Лай смолк, и собака беззвучно появилась у ног Гордюши: она еще вся была охвачена пылом битвы. Шерсть на загривке была вздыблена, пес дрожал от негодования: «Зачем ты позвал меня так скоро… Я бы ему, бродяге!..» — казалось, хотел он сказать мальчику.
— Пойдем! К маме пойдем, Дымушка!.. — Гордюша боязливо озирался вокруг, ожидая появления медведя. Ему снова стало казаться, что они давно идут совсем, совсем не туда.
— Да куда, куда ты завел меня, гадкий пес?! — сердито выкрикнул он и, решительно повернув вправо, полез прямо через колючий ельник.
И тогда Дымок подпрыгнул, сорвал с головы мальчика фуражку и бросился с нею в том же направлении, в котором он бежал до встречи с барсуком: он давно уже чуял запахи дыма от большого костра, разведенного хозяйкой, слышал ее крики и вел к дому кратчайшей дорогой.
— Никогда… никогда теперь не пойду один на охоту… — громко разговаривал мальчик, отгоняя одолевавший его страх.
…Когда в багровом дыму большого костра Гордюша увидел тоненькую фигурку мамы, сердце его забилось так радостно, что он не выдержал, поднял над головой глухаря и закричал:
— Смотри! Смотри!..
Затерявшаяся в лесах милая сторожка под тесовой крышей, дворик, все такое родное — было рядом. Тревоги, страх, леденившие сердце мальчика, растаяли бесследно. Захотелось даже скрыть, что они заблудились с Дымком. Гордюша, словно вынырнувший из глубокого, страшного омута, в котором он задыхался, тонул, хватив свежего воздуха, почувствовав землю под ногами, ощутил прилив новых сил: подняв глухаря над головой, он побежал к домику. Мать тоже бежала к нему навстречу.
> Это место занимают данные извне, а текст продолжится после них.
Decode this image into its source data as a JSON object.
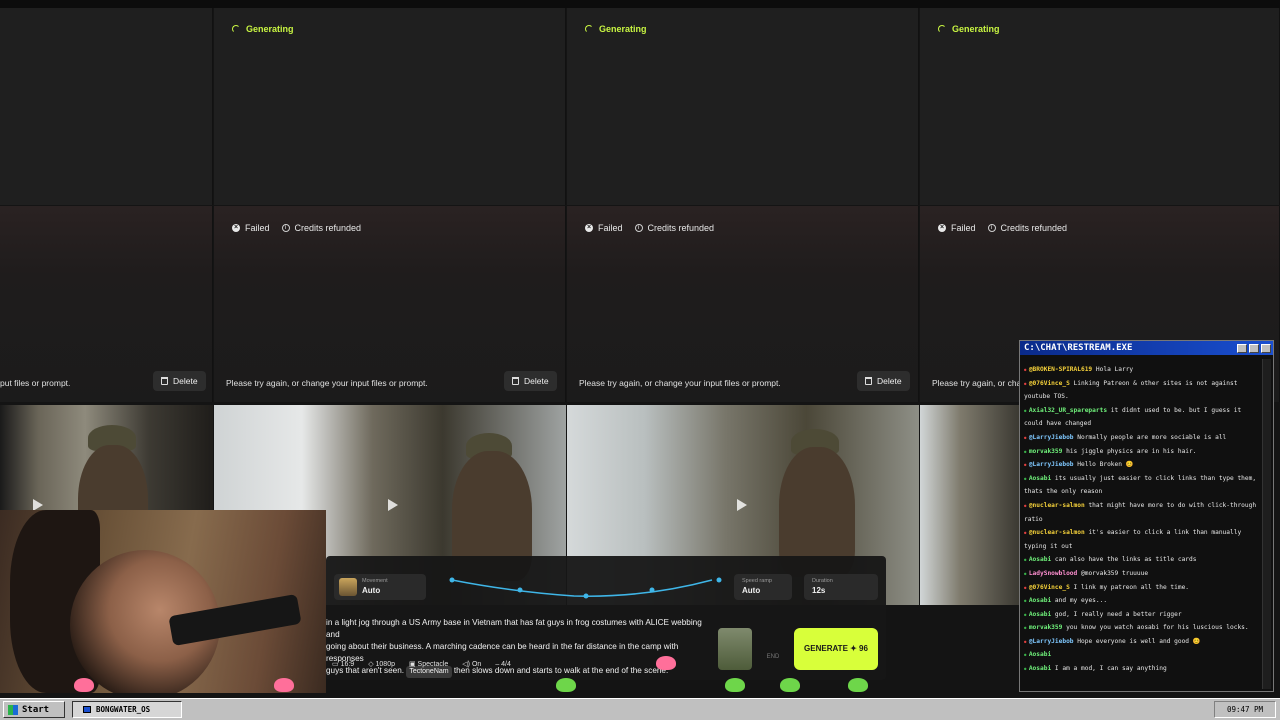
{
  "generating": {
    "status": "Generating",
    "cards": [
      {
        "id": "gen-1"
      },
      {
        "id": "gen-2"
      },
      {
        "id": "gen-3"
      }
    ]
  },
  "failed": {
    "status": "Failed",
    "credits": "Credits refunded",
    "message": "Please try again, or change your input files or prompt.",
    "partial_message_left": "put files or prompt.",
    "partial_message_right": "Please try again, or chan",
    "delete_label": "Delete"
  },
  "prompt_bar": {
    "movement_label": "Movement",
    "movement_value": "Auto",
    "speed_ramp_label": "Speed ramp",
    "speed_ramp_value": "Auto",
    "duration_label": "Duration",
    "duration_value": "12s",
    "prompt_line1": "in a light jog through a US Army base in Vietnam that has fat guys in frog costumes with ALICE webbing and",
    "prompt_line2": "going about their business. A marching cadence can be heard in the far distance in the camp with responses",
    "prompt_line3a": "guys that aren't seen.",
    "prompt_chip": "TectoneNam",
    "prompt_line3b": "then slows down and starts to walk at the end of the scene.",
    "aspect": "16:9",
    "resolution": "1080p",
    "style": "Spectacle",
    "audio": "On",
    "count": "4/4",
    "end_label": "END",
    "generate_label": "GENERATE ✦ 96"
  },
  "chat": {
    "title": "C:\\CHAT\\RESTREAM.EXE",
    "messages": [
      {
        "user": "@BROKEN-SPIRAL619",
        "text": "Hola Larry",
        "color": "#f5d13a",
        "dot": "#e04040"
      },
      {
        "user": "@076Vince_S",
        "text": "Linking Patreon & other sites is not against youtube TOS.",
        "color": "#f5d13a",
        "dot": "#e04040"
      },
      {
        "user": "Axial32_UR_spareparts",
        "text": "it didnt used to be. but I guess it could have changed",
        "color": "#6ff07a",
        "dot": "#3ab04a"
      },
      {
        "user": "@LarryJiebob",
        "text": "Normally people are more sociable is all",
        "color": "#7fc8ff",
        "dot": "#e04040"
      },
      {
        "user": "morvak359",
        "text": "his jiggle physics are in his hair.",
        "color": "#6ff07a",
        "dot": "#3ab04a"
      },
      {
        "user": "@LarryJiebob",
        "text": "Hello Broken 😊",
        "color": "#7fc8ff",
        "dot": "#e04040"
      },
      {
        "user": "Aosabi",
        "text": "its usually just easier to click links than type them, thats the only reason",
        "color": "#6ff07a",
        "dot": "#3ab04a"
      },
      {
        "user": "@nuclear-salmon",
        "text": "that might have more to do with click-through ratio",
        "color": "#f5d13a",
        "dot": "#e04040"
      },
      {
        "user": "@nuclear-salmon",
        "text": "it's easier to click a link than manually typing it out",
        "color": "#f5d13a",
        "dot": "#e04040"
      },
      {
        "user": "Aosabi",
        "text": "can also have the links as title cards",
        "color": "#6ff07a",
        "dot": "#3ab04a"
      },
      {
        "user": "LadySnowblood",
        "text": "@morvak359 truuuue",
        "color": "#ff8fd0",
        "dot": "#3ab04a"
      },
      {
        "user": "@076Vince_S",
        "text": "I link my patreon all the time.",
        "color": "#f5d13a",
        "dot": "#e04040"
      },
      {
        "user": "Aosabi",
        "text": "and my eyes...",
        "color": "#6ff07a",
        "dot": "#3ab04a"
      },
      {
        "user": "Aosabi",
        "text": "god, I really need a better rigger",
        "color": "#6ff07a",
        "dot": "#3ab04a"
      },
      {
        "user": "morvak359",
        "text": "you know you watch aosabi for his luscious locks.",
        "color": "#6ff07a",
        "dot": "#3ab04a"
      },
      {
        "user": "@LarryJiebob",
        "text": "Hope everyone is well and good 😊",
        "color": "#7fc8ff",
        "dot": "#e04040"
      },
      {
        "user": "Aosabi",
        "text": "",
        "color": "#6ff07a",
        "dot": "#3ab04a"
      },
      {
        "user": "Aosabi",
        "text": "I am a mod, I can say anything",
        "color": "#6ff07a",
        "dot": "#3ab04a"
      }
    ]
  },
  "taskbar": {
    "start_label": "Start",
    "task_label": "BONGWATER_OS",
    "clock": "09:47 PM"
  }
}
— Мама, смотри!.. Слушай! Да слушай же, мама!..
Мать прижала сына к груди и счастливо засмеялась.
Глухаря повесили на то же место, где они подвешивали дичь, принесенную с охоты хозяином.
Дымка вылакал вначале все жидкое из чашки, потом принялся за вкусные куски. Не торопясь съев их, он облизал чашку, лег у костра и стал внимательно слушать рассказ Гордюши. Когда глаза хозяйки устремлялись на него, он громко постукивал хвостом, точно подтверждая: «Так, в точности так было…»
Я закончил чтение рассказа и как всегда с невольным замиранием сердца взглянул на первых своих критиков: в искусстве я больше всего боялся фальшивых нот, зачастую совершенно незаметных самому автору, а режущих ухо слушателей.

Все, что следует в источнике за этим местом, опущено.